If so, these constraints are the ingredients of potential tragedy. "There is a tide in the affairs of men," wrote Shakespeare, "which, taken at the flood, leads on to fortune; omitted, all the voyage of their life is bound in shallows and in miseries."

It matters to the US what happens in Russia. Some may argue that, with nuclear weapons dismantled or controlled, this is no longer so; that the Russian economy is too feeble to mount a credible threat. But the Russian economy is not going to stay weak forever; its resources are too abundant and its people too capable for this. The Russian economy was feeble in 1918, too - so feeble that Russia left World War I on the terms Germany dictated in the Treaty of Brest-Litovsk. From this chaos, emerged the Stal in dictatorship; from the Stalin era came the cold war that just recently ended. In 1932, Germany was in a shambles, but 10 years later Hitler was laying waste to most of Europe.

After the devastation of World War II, the US took the lead in rehabilitating Europe, where the victors suffered along with the vanquished, though not so much. The US rehabilitated Japan, too. The US was the only country that could have done this. It was the only country that emerged from the war with its economy not only unscathed but its industrial capacity expanded.

AFTER two or three years of interim relief, the capstone of this effort was the Marshall Plan.

The further these events recede into the past, the more they are portrayed as examples of American compassion and generosity. These qualities were a part of American policy in the late 1940s. But at the heart of that policy was hard-headed self-interest: It mattered to the US what happened in Western Europe, where the US fought two wars in 25 years. What built enormous political support for that policy was concern about communism and the Soviet Union; we had to strengthen Western Europe to keep the Sovie ts from overrunning it.

What happens in Eastern Europe now matters as much as what happened in Western Europe mattered then. But almost everything else is different. Then we had full employment and a booming economy. Now we have a recession and hard times.

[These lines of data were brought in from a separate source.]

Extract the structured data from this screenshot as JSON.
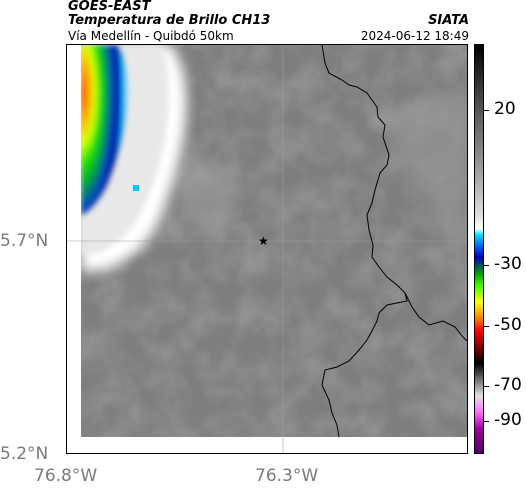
{
  "header": {
    "satellite": "GOES-EAST",
    "product": "Temperatura de Brillo CH13",
    "organization": "SIATA",
    "route": "Vía Medellín - Quibdó 50km",
    "timestamp": "2024-06-12 18:49"
  },
  "axes": {
    "lat_labels": [
      "5.7°N",
      "5.2°N"
    ],
    "lon_labels": [
      "76.8°W",
      "76.3°W"
    ]
  },
  "colorbar": {
    "labels": [
      "20",
      "-30",
      "-50",
      "-70",
      "-90"
    ]
  },
  "marker": {
    "icon": "star-icon"
  },
  "colors": {
    "background_cloud": "#7e7e7e",
    "frame": "#000000"
  }
}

Then we had a sense of purpose. Now we see no communist threat and President Bush's "new world order" of only a year ago is largely forgotten.

When the Marshall Plan was authorized in 1948, there was a Republican Congress and a Democratic president who was widely expected to be defeated later that year. President Truman was attacked in his own party from both the left (Henry Wallace and the Progressives) and the right (Strom Thurmond and the Dixiecrats). He was reelected.

It has been aptly said that Dan Quayle is no Jack Kennedy. George Bush is no Harry Truman, either, and that is maybe the biggest change in our circumstances since 1948.